3. Continuous Threat Exposure Management
Where an agent continuously maps the attack surface, prioritizes findings by real-world exploitability and closes the loop between discovery and remediation.
Vulnerability management in most organizations runs on a cycle: scan, report, ticket, patch, repeat. Attackers measure their window in hours. A threat exposure agent compresses that cycle by running continuously, correlating discovered exposures against live threat intelligence feeds, and reasoning about exploitability in the specific context of the organization's environment rather than against a generic CVSS score.
The March 2025 McKinsey Lilli breach — where an adversarial agent compromised millions of chat records through a single SQL injection in an Al platform used by 43,000 employees — is a case study in what happens when this layer is not in place. See the full technical breakdown here.
When the agent does find something, it prioritises by what attackers are actually exploiting today, links to the relevant patch, and tracks remediation to closure.
What Is an Agentic Organization?
My top three use cases highlight what agents can do for an organization, but how should your organization be structured to accommodate these new capabilities?

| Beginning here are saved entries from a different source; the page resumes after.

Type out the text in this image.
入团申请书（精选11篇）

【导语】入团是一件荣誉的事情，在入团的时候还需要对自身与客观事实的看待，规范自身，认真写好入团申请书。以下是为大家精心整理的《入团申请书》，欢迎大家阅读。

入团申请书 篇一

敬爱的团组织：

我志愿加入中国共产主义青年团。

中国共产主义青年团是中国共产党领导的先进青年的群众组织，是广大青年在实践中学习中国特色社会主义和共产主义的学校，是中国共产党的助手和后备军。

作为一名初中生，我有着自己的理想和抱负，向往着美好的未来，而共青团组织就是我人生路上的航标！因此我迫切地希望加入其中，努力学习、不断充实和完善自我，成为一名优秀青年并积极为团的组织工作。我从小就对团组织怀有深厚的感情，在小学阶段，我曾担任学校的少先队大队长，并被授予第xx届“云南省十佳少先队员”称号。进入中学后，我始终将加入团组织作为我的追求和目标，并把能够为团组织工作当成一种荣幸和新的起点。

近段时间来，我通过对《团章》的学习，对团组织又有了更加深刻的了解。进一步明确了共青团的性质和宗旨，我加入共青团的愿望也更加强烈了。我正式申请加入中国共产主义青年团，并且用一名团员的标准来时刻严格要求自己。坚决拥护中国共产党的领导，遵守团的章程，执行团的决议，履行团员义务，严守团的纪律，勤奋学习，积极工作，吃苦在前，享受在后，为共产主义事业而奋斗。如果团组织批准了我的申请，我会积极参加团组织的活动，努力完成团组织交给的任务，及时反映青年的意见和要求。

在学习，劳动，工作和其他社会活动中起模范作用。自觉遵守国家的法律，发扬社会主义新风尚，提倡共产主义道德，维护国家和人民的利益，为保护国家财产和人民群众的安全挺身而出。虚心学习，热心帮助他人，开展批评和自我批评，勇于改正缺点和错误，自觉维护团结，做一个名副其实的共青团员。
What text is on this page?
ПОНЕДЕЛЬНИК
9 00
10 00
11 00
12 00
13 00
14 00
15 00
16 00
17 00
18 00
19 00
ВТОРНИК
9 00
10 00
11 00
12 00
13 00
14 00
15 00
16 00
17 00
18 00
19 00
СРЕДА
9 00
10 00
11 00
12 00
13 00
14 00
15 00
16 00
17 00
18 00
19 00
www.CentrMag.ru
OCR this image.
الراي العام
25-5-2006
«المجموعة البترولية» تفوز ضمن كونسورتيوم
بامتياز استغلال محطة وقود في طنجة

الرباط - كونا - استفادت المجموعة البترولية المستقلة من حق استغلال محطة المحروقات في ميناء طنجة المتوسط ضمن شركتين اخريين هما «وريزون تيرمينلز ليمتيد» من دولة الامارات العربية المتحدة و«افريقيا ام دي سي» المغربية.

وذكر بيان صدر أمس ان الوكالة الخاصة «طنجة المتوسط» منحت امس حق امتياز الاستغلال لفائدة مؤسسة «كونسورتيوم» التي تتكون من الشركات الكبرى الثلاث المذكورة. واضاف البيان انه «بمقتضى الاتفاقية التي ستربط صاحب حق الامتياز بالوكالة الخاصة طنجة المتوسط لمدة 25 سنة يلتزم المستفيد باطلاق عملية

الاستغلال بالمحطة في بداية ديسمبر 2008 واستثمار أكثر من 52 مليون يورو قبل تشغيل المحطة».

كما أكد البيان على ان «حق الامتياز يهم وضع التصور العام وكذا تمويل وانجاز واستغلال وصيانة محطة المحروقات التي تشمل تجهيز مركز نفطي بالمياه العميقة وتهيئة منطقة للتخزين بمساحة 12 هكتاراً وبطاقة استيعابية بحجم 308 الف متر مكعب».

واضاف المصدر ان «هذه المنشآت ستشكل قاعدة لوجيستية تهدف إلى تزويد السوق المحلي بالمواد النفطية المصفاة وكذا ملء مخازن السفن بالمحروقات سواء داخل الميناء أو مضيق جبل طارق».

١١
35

An agentic organization is one where Al agents are not isolated tools but operational participants. They run alongside human employees, handle defined workflows, and are accountable to governance structures that span both layers.
Gartner forecasts that 40% of enterprise applications will embed task-specific Al agents by 2026, up from less than 5% in 2025. A PwC survey found 79% of executives already report using agents in their organization. Most of those deployments happened without a governance framework in place.
The transition to an agentic organization is primarily a governance challenge. Security culture, accountability structures and oversight mechanisms that work for human employees do not automatically carry over to agents. Agents cannot be socialized. They have no persistent identity to which norms can attach. That's why governance has to be engineered, not assumed.
Concluding Thoughts
The security equation has favoured attackers for decades, and while Al agents do not guarantee that changes, they are the first development in a generation that makes it structurally possible. The organizations that build agentic cybersecurity are the ones that will keep pace with adversaries operating at machine speed.